The ASA/CAP have released a post called: Not all conditions are created equal – a significant insight into significant conditions. I have enclosed the text of the link below, but please have a look at the ASA/CAP site as there are lots of things of interest to anyone with an interest in Ethical Marketing.
When running a promotion, the likelihood is that there will be certain terms and conditions which participants need to take into account. Some of these terms and conditions will be so important to a consumer’s understanding of a promotion, that they will be considered ‘significant conditions’.
Code rule 8.17 of the CAP Code states that all marketing communications, or other material referring to promotions, must communicate all applicable significant conditions, or information where the omission of such conditions or information is likely to mislead.
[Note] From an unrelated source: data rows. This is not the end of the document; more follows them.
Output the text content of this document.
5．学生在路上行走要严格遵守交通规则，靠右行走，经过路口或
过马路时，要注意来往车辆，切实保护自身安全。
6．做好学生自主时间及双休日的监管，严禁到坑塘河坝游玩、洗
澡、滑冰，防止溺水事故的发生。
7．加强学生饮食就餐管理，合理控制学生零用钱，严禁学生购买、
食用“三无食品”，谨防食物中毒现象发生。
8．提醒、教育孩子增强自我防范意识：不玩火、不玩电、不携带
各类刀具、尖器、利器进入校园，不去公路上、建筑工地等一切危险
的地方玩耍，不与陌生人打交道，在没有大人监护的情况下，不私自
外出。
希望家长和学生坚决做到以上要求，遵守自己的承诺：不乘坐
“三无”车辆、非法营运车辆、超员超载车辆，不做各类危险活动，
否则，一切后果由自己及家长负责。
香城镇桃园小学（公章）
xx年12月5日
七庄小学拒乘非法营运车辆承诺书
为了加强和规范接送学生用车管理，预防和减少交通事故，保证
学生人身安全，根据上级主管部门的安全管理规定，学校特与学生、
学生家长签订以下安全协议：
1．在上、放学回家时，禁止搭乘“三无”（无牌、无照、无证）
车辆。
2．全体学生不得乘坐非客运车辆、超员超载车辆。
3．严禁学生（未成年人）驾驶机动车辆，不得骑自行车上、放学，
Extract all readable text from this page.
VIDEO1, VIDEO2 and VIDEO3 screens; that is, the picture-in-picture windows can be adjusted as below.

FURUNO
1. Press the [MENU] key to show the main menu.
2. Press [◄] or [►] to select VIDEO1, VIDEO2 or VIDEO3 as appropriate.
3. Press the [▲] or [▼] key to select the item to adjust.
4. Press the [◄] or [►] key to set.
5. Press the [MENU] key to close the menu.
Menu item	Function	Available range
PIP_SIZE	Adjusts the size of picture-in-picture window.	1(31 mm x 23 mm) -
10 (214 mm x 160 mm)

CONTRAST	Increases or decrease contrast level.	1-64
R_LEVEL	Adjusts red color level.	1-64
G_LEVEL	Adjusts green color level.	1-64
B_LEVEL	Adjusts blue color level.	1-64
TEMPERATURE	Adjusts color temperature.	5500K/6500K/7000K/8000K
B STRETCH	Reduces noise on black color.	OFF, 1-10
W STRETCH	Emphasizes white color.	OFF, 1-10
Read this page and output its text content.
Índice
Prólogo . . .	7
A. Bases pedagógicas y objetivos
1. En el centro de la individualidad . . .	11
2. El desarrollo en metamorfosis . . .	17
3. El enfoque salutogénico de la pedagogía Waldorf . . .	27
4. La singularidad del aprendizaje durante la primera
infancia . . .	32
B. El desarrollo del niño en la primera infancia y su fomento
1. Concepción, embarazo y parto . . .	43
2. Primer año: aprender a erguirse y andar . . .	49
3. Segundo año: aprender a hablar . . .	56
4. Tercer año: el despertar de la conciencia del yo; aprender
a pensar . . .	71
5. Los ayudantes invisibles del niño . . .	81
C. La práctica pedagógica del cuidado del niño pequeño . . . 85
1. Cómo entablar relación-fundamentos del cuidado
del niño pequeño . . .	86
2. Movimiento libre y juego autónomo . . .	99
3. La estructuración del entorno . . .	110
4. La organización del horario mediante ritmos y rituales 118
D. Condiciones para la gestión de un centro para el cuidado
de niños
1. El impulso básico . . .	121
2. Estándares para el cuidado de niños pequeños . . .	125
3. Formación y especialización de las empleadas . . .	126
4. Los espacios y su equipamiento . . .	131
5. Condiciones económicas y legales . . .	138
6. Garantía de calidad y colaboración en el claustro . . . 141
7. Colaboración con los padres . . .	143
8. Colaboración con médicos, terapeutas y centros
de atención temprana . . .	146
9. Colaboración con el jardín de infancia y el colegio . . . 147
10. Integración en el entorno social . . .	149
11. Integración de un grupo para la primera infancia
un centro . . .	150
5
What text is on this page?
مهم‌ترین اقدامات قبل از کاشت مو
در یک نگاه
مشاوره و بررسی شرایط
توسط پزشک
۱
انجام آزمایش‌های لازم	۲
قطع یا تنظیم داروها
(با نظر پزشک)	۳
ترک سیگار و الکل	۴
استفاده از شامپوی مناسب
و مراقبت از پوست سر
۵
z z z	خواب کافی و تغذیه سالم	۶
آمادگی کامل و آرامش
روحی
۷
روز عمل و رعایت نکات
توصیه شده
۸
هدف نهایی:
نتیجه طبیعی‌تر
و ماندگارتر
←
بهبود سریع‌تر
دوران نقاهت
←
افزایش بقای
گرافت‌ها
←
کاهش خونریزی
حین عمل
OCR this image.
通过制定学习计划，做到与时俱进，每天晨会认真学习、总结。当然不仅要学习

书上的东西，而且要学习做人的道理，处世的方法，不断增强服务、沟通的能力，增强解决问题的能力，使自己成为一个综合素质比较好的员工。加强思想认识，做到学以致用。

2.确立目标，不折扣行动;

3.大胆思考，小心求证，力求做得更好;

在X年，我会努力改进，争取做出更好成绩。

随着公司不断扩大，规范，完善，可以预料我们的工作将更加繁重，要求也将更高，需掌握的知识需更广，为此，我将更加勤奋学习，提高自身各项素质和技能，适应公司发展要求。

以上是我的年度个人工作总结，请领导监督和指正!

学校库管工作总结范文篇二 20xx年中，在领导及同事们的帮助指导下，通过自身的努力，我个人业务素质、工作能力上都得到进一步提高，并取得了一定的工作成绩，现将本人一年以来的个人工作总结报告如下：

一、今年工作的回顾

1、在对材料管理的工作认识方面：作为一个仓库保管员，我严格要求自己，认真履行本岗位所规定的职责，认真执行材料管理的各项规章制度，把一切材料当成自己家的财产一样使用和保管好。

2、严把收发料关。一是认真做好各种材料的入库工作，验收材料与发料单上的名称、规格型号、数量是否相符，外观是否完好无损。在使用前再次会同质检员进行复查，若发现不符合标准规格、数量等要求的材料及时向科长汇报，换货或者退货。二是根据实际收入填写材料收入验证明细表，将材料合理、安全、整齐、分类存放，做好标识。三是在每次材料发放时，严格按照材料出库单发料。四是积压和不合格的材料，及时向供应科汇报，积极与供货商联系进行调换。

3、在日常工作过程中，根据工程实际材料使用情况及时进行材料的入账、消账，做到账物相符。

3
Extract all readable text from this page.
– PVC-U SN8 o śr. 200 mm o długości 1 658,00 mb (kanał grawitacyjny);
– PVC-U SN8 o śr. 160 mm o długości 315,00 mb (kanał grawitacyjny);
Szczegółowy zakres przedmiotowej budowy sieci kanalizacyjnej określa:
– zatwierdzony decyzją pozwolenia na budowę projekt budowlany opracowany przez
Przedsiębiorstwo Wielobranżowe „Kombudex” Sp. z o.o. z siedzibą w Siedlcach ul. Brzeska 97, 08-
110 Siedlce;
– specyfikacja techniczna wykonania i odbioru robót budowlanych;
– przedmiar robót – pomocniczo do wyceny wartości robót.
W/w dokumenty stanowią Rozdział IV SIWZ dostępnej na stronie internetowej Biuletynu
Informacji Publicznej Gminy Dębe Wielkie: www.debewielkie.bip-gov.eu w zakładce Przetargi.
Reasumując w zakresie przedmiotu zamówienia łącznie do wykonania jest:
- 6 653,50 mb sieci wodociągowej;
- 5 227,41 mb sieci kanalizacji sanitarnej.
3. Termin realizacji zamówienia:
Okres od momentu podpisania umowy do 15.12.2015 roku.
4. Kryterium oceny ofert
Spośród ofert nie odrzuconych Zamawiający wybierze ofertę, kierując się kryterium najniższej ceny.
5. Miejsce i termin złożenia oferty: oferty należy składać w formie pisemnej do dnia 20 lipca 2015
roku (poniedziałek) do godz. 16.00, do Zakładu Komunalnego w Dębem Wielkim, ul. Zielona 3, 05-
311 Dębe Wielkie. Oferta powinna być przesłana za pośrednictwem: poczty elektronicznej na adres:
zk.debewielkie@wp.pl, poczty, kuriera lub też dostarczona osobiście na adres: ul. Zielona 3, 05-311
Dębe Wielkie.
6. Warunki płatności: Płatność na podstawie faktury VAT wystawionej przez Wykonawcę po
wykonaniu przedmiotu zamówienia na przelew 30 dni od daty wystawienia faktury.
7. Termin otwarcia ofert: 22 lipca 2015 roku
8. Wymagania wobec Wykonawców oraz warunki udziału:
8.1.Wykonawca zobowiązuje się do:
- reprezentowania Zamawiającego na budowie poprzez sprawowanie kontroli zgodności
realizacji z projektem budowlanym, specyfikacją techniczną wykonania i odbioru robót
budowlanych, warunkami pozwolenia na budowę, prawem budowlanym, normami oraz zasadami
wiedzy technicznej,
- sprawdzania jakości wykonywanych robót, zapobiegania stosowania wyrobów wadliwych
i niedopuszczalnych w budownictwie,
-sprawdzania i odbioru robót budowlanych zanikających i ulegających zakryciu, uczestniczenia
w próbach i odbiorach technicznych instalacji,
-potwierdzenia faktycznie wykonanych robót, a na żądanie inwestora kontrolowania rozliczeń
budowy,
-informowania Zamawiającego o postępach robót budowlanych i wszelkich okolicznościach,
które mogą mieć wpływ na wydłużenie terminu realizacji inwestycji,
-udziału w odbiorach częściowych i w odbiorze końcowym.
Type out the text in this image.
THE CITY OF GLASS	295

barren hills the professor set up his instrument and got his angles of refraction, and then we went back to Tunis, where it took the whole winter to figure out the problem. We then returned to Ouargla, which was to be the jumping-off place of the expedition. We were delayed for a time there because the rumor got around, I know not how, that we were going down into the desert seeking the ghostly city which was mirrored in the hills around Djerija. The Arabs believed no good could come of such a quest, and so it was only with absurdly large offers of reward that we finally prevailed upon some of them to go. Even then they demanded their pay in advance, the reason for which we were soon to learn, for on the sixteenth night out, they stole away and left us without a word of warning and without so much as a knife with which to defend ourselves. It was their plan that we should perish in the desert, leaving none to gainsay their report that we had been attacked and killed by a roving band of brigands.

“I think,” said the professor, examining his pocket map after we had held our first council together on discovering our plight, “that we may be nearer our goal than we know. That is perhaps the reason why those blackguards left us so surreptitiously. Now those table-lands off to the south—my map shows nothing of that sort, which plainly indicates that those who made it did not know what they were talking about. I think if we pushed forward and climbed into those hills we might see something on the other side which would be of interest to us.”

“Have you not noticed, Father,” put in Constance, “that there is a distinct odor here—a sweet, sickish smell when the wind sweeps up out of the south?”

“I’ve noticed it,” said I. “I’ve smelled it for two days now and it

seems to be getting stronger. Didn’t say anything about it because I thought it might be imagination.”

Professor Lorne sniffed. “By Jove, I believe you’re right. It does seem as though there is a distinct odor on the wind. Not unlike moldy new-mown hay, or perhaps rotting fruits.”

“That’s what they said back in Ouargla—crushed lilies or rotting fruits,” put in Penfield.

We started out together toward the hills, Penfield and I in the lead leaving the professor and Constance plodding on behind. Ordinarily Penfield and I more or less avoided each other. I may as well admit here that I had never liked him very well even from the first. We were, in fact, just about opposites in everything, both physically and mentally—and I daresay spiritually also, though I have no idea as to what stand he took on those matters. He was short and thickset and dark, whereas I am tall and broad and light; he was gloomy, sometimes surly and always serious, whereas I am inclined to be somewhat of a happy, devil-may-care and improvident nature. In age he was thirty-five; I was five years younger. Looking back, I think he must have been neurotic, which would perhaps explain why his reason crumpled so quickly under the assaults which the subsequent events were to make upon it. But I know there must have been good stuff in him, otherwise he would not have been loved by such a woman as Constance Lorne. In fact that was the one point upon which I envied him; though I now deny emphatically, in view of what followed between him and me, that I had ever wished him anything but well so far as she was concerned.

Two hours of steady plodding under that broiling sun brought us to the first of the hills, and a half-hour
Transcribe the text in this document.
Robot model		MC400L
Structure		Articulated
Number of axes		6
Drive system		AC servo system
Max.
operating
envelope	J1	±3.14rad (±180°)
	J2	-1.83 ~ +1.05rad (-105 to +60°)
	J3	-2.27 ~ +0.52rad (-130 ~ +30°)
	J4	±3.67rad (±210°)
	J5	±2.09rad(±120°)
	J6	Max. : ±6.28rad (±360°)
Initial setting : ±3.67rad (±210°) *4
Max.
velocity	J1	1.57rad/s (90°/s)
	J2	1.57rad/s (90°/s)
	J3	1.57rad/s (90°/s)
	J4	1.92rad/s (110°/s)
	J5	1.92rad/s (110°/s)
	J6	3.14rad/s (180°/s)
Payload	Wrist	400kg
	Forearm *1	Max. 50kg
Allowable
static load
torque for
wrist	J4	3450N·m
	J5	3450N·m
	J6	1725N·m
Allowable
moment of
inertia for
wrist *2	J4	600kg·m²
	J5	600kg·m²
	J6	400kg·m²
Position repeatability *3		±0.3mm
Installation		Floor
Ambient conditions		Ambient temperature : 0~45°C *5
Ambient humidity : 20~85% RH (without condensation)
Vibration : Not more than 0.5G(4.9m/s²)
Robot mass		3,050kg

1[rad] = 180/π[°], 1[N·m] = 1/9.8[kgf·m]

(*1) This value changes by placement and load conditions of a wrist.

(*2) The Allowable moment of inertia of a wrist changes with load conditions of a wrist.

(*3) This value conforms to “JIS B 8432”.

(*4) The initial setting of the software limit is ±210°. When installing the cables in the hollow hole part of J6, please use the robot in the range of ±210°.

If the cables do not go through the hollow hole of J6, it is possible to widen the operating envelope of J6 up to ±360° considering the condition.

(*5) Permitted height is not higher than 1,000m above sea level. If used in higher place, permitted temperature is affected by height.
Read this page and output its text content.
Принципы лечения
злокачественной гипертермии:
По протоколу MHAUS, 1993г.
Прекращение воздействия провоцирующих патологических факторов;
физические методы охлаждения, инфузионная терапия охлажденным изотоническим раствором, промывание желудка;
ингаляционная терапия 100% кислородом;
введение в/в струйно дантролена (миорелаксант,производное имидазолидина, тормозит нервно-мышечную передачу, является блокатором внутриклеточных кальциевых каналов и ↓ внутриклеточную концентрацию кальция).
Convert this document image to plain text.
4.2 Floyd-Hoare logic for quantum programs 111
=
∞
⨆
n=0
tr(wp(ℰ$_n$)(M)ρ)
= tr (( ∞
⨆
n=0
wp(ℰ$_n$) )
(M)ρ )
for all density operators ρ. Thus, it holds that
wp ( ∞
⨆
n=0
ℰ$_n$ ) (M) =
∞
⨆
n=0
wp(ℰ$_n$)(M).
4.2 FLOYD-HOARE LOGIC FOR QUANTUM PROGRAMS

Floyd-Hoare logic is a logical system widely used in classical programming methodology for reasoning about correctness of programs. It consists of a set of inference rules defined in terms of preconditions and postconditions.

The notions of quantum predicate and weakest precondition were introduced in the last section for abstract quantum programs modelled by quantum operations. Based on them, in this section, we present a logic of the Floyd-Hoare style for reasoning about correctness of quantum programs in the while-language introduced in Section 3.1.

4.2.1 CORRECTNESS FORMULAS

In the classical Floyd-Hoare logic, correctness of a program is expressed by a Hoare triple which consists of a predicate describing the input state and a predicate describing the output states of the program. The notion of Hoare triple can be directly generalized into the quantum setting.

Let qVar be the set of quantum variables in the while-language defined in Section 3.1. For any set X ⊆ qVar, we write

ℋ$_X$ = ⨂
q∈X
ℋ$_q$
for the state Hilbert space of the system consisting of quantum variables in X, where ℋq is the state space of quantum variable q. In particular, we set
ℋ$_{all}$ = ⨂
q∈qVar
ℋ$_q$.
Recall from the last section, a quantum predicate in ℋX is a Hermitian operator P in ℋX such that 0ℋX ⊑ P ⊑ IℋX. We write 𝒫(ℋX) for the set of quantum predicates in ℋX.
What makes a condition significant?
If a condition is likely to influence a consumer’s understanding of the promotion, it’s a significant one. These conditions could affect whether someone chooses to participate in a promotion or not, and if they are omitted from the ad, it is likely that the ad would mislead materially.
Code rule 8.17 includes a list of conditions which are likely to be considered significant, if they apply. These will differ depending on the promotion but normally include a clear explanation of how to participate, a closing date, the nature and number of prizes or gifts, any restrictions on who can participate, and availability. Sometimes, it is easy to recognise which conditions are likely to be considered significant, such as a description of the prize, or the closing date for entries into the promotion.
However, the list set out in 8.17 is non-exhaustive, and it’s important to consider whether there are any other conditions specific to a promotion which are likely to be considered significant, such as any unusual entry requirements or particular instructions on claiming a prize once selected as the winner.
Where should these be included?
As stated in Code rule 8.17, these must be included in all ads which refer to the promotion. This means any initial online banner ad, tweet, facebook or Instagram post, email, website, or any other advertising which references an offer. If a promotion has too many significant conditions to include in media with limited space, it might not be the right place to tell people about it.
Significant conditions should be presented in a clear and prominent way, and should be easy for a consumer to understand, taking into consideration the media in which the ad will appear. It will not be sufficient to include these on a webpage after the consumer clicks through from an ad, or in full terms and conditions that are separate from the ad, even if the ad makes it clear that terms and conditions apply, or provides a link to these. It’s also unlikely to be enough to include these in a pop up box.
What about the other terms and conditions?
They need to be easily accessible and remain accessible throughout the promotion. These may include (but are not limited to); any restriction on the number of entries, whether there is a cash alternative to a prize, and how and when winners and results will be announced.